Moran Towing Corp. v. M. A. Gammino Construction Co.

COFFIN, Circuit Judge.

This is the second appeal to this court from the district court’s determination in an action for damages to scows owned by appellant Moran Towing Corporation. The damage occurred while the scows were carrying breakwater stone under a contract with appellee Gammino Construction Company. The facts of this case are set forth in detail in the first district court opinion and in our earlier decision. Moran Towing Corp. v. Gammino Construction Co., 244 F.Supp. 729 (D.R.I.1965), rev’d and remanded, 363 F.2d 108 (1st Cir. 1966). The facts are discussed here only insofar as it is necessary to the resolution of this appeal.

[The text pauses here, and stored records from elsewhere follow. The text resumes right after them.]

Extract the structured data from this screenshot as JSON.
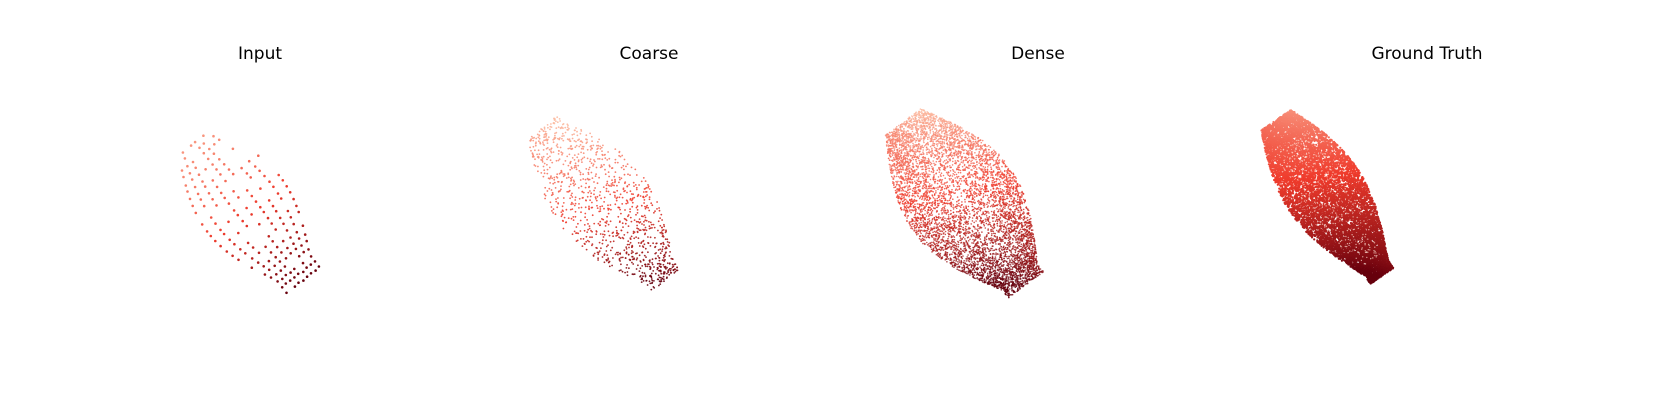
{
  "panels": [
    {
      "id": "input",
      "title": "Input",
      "style": "sparse-grid"
    },
    {
      "id": "coarse",
      "title": "Coarse",
      "style": "coarse"
    },
    {
      "id": "dense",
      "title": "Dense",
      "style": "dense"
    },
    {
      "id": "gt",
      "title": "Ground Truth",
      "style": "surface"
    }
  ],
  "colors": {
    "light": "#fcbba1",
    "mid": "#ef3b2c",
    "dark": "#67000d"
  }
}
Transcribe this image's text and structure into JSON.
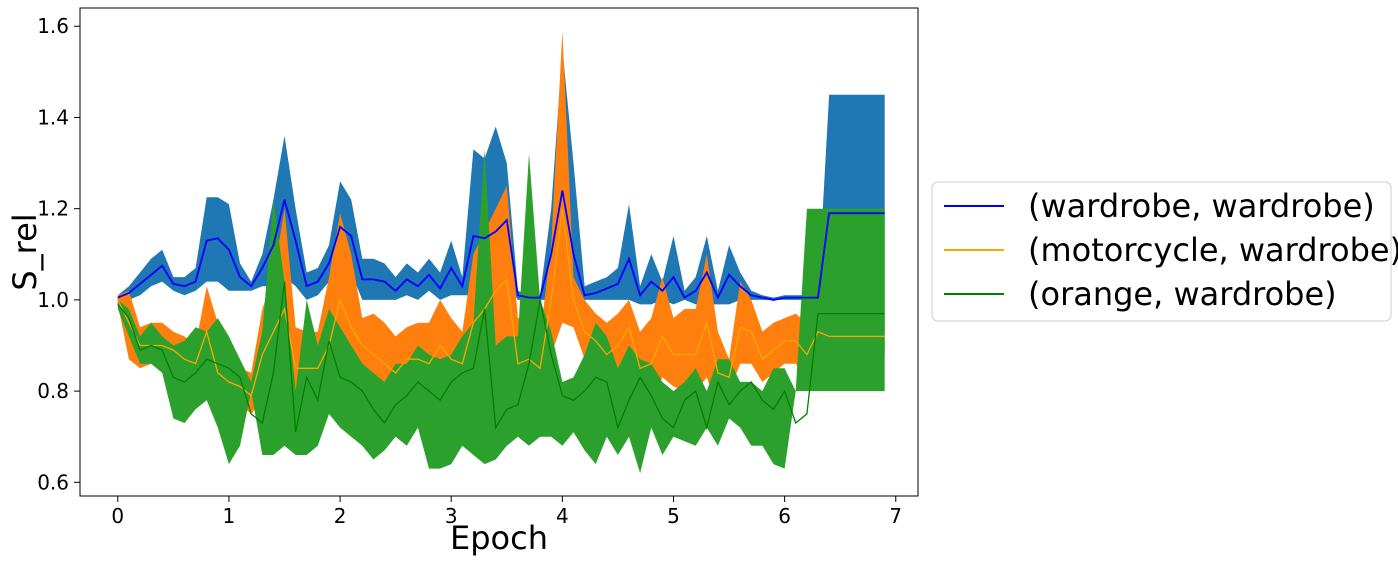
{
  "chart_data": {
    "type": "line",
    "xlabel": "Epoch",
    "ylabel": "S_rel",
    "xlim": [
      -0.34,
      7.2
    ],
    "ylim": [
      0.57,
      1.64
    ],
    "xticks": [
      0,
      1,
      2,
      3,
      4,
      5,
      6,
      7
    ],
    "yticks": [
      0.6,
      0.8,
      1.0,
      1.2,
      1.4,
      1.6
    ],
    "ytick_labels": [
      "0.6",
      "0.8",
      "1.0",
      "1.2",
      "1.4",
      "1.6"
    ],
    "legend_position": "center-right outside",
    "x": [
      0,
      0.1,
      0.2,
      0.3,
      0.4,
      0.5,
      0.6,
      0.7,
      0.8,
      0.9,
      1.0,
      1.1,
      1.2,
      1.3,
      1.4,
      1.5,
      1.6,
      1.7,
      1.8,
      1.9,
      2.0,
      2.1,
      2.2,
      2.3,
      2.4,
      2.5,
      2.6,
      2.7,
      2.8,
      2.9,
      3.0,
      3.1,
      3.2,
      3.3,
      3.4,
      3.5,
      3.6,
      3.7,
      3.8,
      3.9,
      4.0,
      4.1,
      4.2,
      4.3,
      4.4,
      4.5,
      4.6,
      4.7,
      4.8,
      4.9,
      5.0,
      5.1,
      5.2,
      5.3,
      5.4,
      5.5,
      5.6,
      5.7,
      5.8,
      5.9,
      6.0,
      6.1,
      6.2,
      6.3,
      6.4,
      6.5,
      6.6,
      6.7,
      6.8,
      6.9
    ],
    "series": [
      {
        "name": "(wardrobe, wardrobe)",
        "line_color": "#0000ff",
        "band_color": "#1f77b4",
        "mean": [
          1.005,
          1.015,
          1.035,
          1.055,
          1.075,
          1.035,
          1.03,
          1.04,
          1.13,
          1.135,
          1.11,
          1.05,
          1.03,
          1.07,
          1.12,
          1.22,
          1.13,
          1.03,
          1.04,
          1.08,
          1.16,
          1.14,
          1.045,
          1.045,
          1.04,
          1.02,
          1.045,
          1.03,
          1.055,
          1.025,
          1.07,
          1.03,
          1.14,
          1.135,
          1.15,
          1.175,
          1.01,
          1.005,
          1.005,
          1.1,
          1.24,
          1.1,
          1.01,
          1.015,
          1.025,
          1.035,
          1.09,
          1.01,
          1.04,
          1.02,
          1.05,
          1.005,
          1.02,
          1.06,
          1.005,
          1.055,
          1.03,
          1.01,
          1.005,
          1.0,
          1.005,
          1.005,
          1.005,
          1.005,
          1.19,
          1.19,
          1.19,
          1.19,
          1.19,
          1.19
        ],
        "upper": [
          1.01,
          1.03,
          1.06,
          1.09,
          1.11,
          1.05,
          1.05,
          1.07,
          1.225,
          1.225,
          1.21,
          1.08,
          1.04,
          1.1,
          1.22,
          1.36,
          1.2,
          1.06,
          1.07,
          1.12,
          1.26,
          1.22,
          1.09,
          1.09,
          1.08,
          1.05,
          1.08,
          1.06,
          1.09,
          1.06,
          1.13,
          1.05,
          1.33,
          1.31,
          1.38,
          1.3,
          1.02,
          1.01,
          1.01,
          1.2,
          1.55,
          1.3,
          1.03,
          1.04,
          1.05,
          1.07,
          1.21,
          1.03,
          1.1,
          1.04,
          1.14,
          1.02,
          1.05,
          1.14,
          1.02,
          1.12,
          1.06,
          1.02,
          1.01,
          1.005,
          1.01,
          1.01,
          1.01,
          1.01,
          1.45,
          1.45,
          1.45,
          1.45,
          1.45,
          1.45
        ],
        "lower": [
          1.0,
          1.0,
          1.01,
          1.03,
          1.04,
          1.02,
          1.01,
          1.02,
          1.04,
          1.04,
          1.02,
          1.02,
          1.02,
          1.03,
          1.03,
          1.05,
          1.03,
          1.0,
          1.01,
          1.04,
          1.06,
          1.06,
          1.0,
          1.0,
          1.0,
          1.0,
          1.01,
          1.0,
          1.02,
          1.0,
          1.01,
          1.01,
          1.01,
          1.01,
          1.0,
          1.04,
          1.0,
          1.0,
          1.0,
          1.0,
          1.0,
          1.0,
          1.0,
          1.0,
          1.0,
          1.0,
          1.0,
          0.99,
          0.99,
          1.0,
          0.99,
          1.0,
          0.99,
          0.99,
          0.99,
          0.99,
          1.0,
          1.0,
          1.0,
          1.0,
          1.0,
          1.0,
          1.0,
          1.0,
          0.93,
          0.93,
          0.93,
          0.93,
          0.93,
          0.93
        ]
      },
      {
        "name": "(motorcycle, wardrobe)",
        "line_color": "#ffa500",
        "band_color": "#ff7f0e",
        "mean": [
          1.0,
          0.95,
          0.9,
          0.9,
          0.9,
          0.89,
          0.87,
          0.86,
          0.93,
          0.84,
          0.82,
          0.81,
          0.79,
          0.88,
          0.93,
          0.98,
          0.85,
          0.85,
          0.85,
          0.9,
          1.0,
          0.94,
          0.9,
          0.88,
          0.86,
          0.84,
          0.87,
          0.87,
          0.86,
          0.9,
          0.87,
          0.86,
          0.95,
          0.98,
          1.02,
          1.045,
          0.86,
          0.87,
          0.85,
          1.0,
          1.2,
          1.0,
          0.93,
          0.91,
          0.88,
          0.9,
          0.94,
          0.85,
          0.86,
          0.92,
          0.88,
          0.88,
          0.88,
          0.95,
          0.84,
          0.83,
          0.94,
          0.93,
          0.87,
          0.89,
          0.91,
          0.91,
          0.88,
          0.93,
          0.92,
          0.92,
          0.92,
          0.92,
          0.92,
          0.92
        ],
        "upper": [
          1.01,
          1.02,
          0.94,
          0.95,
          0.95,
          0.93,
          0.92,
          0.9,
          1.03,
          0.95,
          0.88,
          0.85,
          0.84,
          0.98,
          1.05,
          1.2,
          0.94,
          0.93,
          0.93,
          1.05,
          1.19,
          1.1,
          0.96,
          0.97,
          0.95,
          0.92,
          0.94,
          0.95,
          0.95,
          1.0,
          0.96,
          0.93,
          1.1,
          1.15,
          1.2,
          1.25,
          0.96,
          0.96,
          0.92,
          1.12,
          1.59,
          1.05,
          1.0,
          0.97,
          0.95,
          0.97,
          1.0,
          0.93,
          0.96,
          1.05,
          0.96,
          0.98,
          0.98,
          1.1,
          0.93,
          0.87,
          1.04,
          1.0,
          0.93,
          0.95,
          0.96,
          0.97,
          0.95,
          0.97,
          0.96,
          0.96,
          0.96,
          0.96,
          0.96,
          0.96
        ],
        "lower": [
          0.99,
          0.87,
          0.85,
          0.86,
          0.85,
          0.85,
          0.83,
          0.82,
          0.84,
          0.76,
          0.77,
          0.77,
          0.75,
          0.78,
          0.82,
          0.83,
          0.77,
          0.8,
          0.8,
          0.8,
          0.86,
          0.84,
          0.84,
          0.81,
          0.8,
          0.78,
          0.82,
          0.81,
          0.8,
          0.82,
          0.8,
          0.8,
          0.83,
          0.84,
          0.86,
          0.9,
          0.78,
          0.8,
          0.8,
          0.88,
          0.95,
          0.94,
          0.87,
          0.86,
          0.82,
          0.84,
          0.88,
          0.79,
          0.78,
          0.83,
          0.81,
          0.8,
          0.8,
          0.83,
          0.76,
          0.8,
          0.86,
          0.86,
          0.82,
          0.84,
          0.86,
          0.86,
          0.82,
          0.88,
          0.88,
          0.88,
          0.88,
          0.88,
          0.88,
          0.88
        ]
      },
      {
        "name": "(orange, wardrobe)",
        "line_color": "#008000",
        "band_color": "#2ca02c",
        "mean": [
          0.99,
          0.96,
          0.89,
          0.9,
          0.89,
          0.83,
          0.82,
          0.84,
          0.87,
          0.86,
          0.85,
          0.83,
          0.75,
          0.73,
          0.84,
          1.04,
          0.71,
          0.83,
          0.78,
          0.91,
          0.83,
          0.82,
          0.8,
          0.76,
          0.73,
          0.77,
          0.79,
          0.82,
          0.8,
          0.78,
          0.82,
          0.84,
          0.85,
          0.98,
          0.72,
          0.76,
          0.77,
          0.86,
          1.0,
          0.88,
          0.79,
          0.78,
          0.8,
          0.83,
          0.82,
          0.72,
          0.78,
          0.83,
          0.79,
          0.74,
          0.72,
          0.78,
          0.8,
          0.72,
          0.82,
          0.77,
          0.8,
          0.82,
          0.78,
          0.76,
          0.8,
          0.73,
          0.75,
          0.97,
          0.97,
          0.97,
          0.97,
          0.97,
          0.97,
          0.97
        ],
        "upper": [
          1.0,
          0.98,
          0.92,
          0.95,
          0.92,
          0.9,
          0.91,
          0.94,
          0.93,
          0.96,
          0.92,
          0.87,
          0.82,
          0.93,
          1.22,
          1.04,
          0.8,
          1.0,
          0.9,
          0.98,
          0.94,
          0.9,
          0.86,
          0.84,
          0.82,
          0.86,
          0.86,
          0.9,
          0.88,
          0.87,
          0.88,
          0.92,
          0.95,
          1.33,
          0.9,
          0.92,
          0.92,
          1.32,
          1.0,
          0.93,
          0.82,
          0.83,
          0.88,
          0.95,
          0.92,
          0.85,
          0.9,
          0.87,
          0.86,
          0.82,
          0.8,
          0.82,
          0.85,
          0.8,
          0.87,
          0.87,
          0.82,
          0.82,
          0.8,
          0.85,
          0.85,
          0.8,
          1.2,
          1.2,
          1.2,
          1.2,
          1.2,
          1.2,
          1.2,
          1.2
        ],
        "lower": [
          0.98,
          0.92,
          0.86,
          0.86,
          0.84,
          0.74,
          0.73,
          0.76,
          0.78,
          0.72,
          0.64,
          0.68,
          0.8,
          0.66,
          0.66,
          0.68,
          0.66,
          0.66,
          0.68,
          0.75,
          0.72,
          0.7,
          0.68,
          0.65,
          0.67,
          0.7,
          0.68,
          0.72,
          0.63,
          0.63,
          0.64,
          0.68,
          0.66,
          0.64,
          0.65,
          0.68,
          0.7,
          0.68,
          0.7,
          0.7,
          0.68,
          0.71,
          0.67,
          0.64,
          0.7,
          0.66,
          0.7,
          0.62,
          0.72,
          0.66,
          0.7,
          0.69,
          0.68,
          0.72,
          0.68,
          0.74,
          0.72,
          0.68,
          0.68,
          0.64,
          0.63,
          0.8,
          0.8,
          0.8,
          0.8,
          0.8,
          0.8,
          0.8,
          0.8,
          0.8
        ]
      }
    ]
  }
}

The contract under which the scows were chartered to appellee provided that appellant would be responsible for ordinary wear and tear to the vessels due *919to the nature of the cargo but that appellee would be responsible for all damage due to its own negligence, and for all damage, irrespective of appellee’s negligence, caused by the loading of pieces of stone weighing in excess of 1000 pounds.

In the initial proceedings in this case the district court found that although it appeared that Gammino frequently loaded stones in excess of 1000 pounds, Moran had not established what portion, if any, of the damage to the scows resulted from such loading. In addition, the district court found that Moran had failed to show what part of the damage was attributable to the operation of the skip box (a three ton truck body used to preload each hopper of the scows) and groundings of the scows. The court then held that there could be no recovery since Moran had not met its burden of showing damages from a cause for which Gammino was liable. Moran Towing Corp. v. Gammino Construction Co., 244 F.Supp. 729, 735 (D.R.I.1965).

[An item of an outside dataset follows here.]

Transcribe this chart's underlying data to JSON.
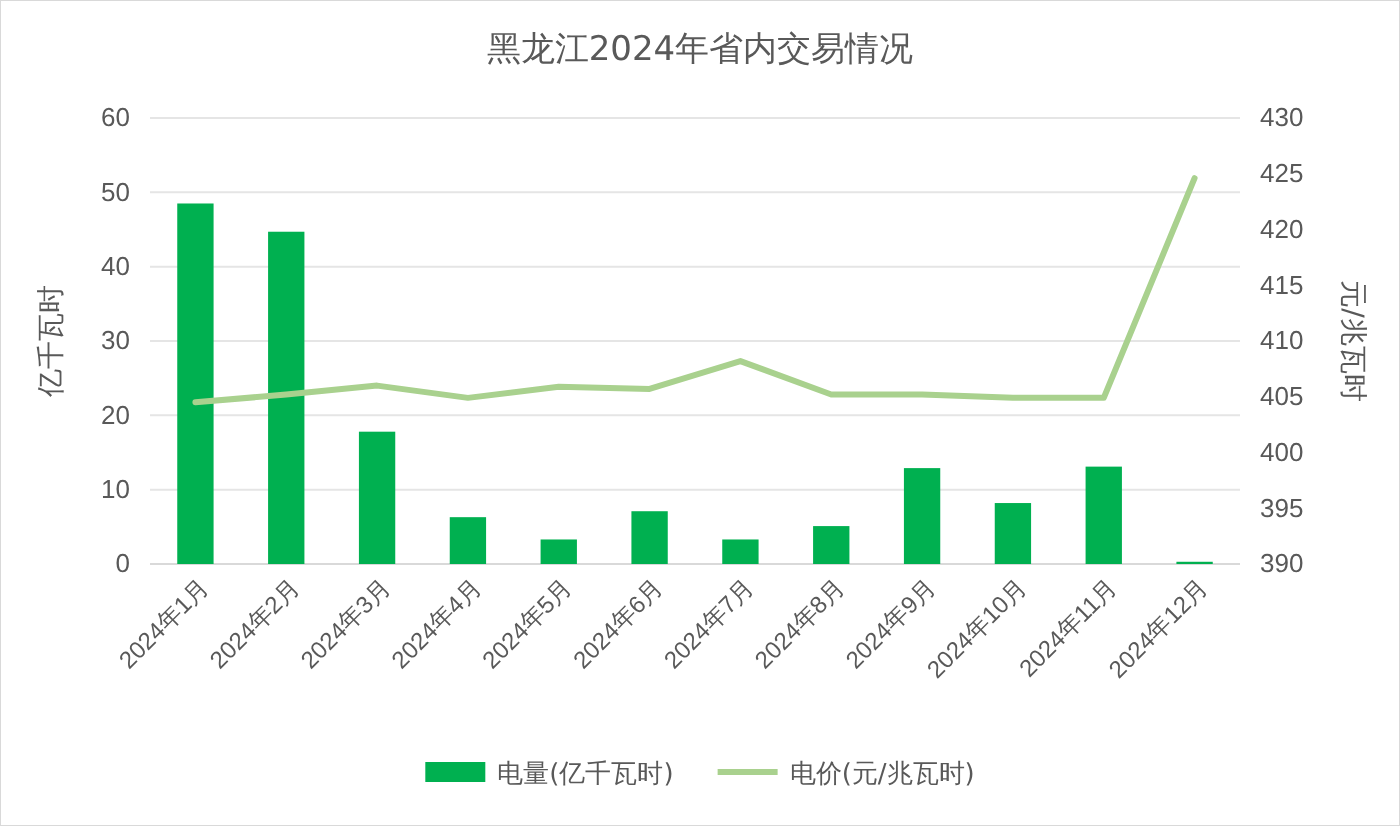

On appeal we upheld the district court’s finding with respect to damage from the loading of oversize stone. 363 F.2d at 111. However, we concluded that the district court had misconceived the meaning of “wear and tear” and that it therefore erroneously ruled that Moran had failed to demonstrate damage of some consequence attributable to negligent operation of the skip box. We also concluded that, since the predominant number of groundings were attributable to Gammino, it was responsible to some extent for this element of damage. Accordingly, we reversed and remanded the case for a determination of Gammino's liability.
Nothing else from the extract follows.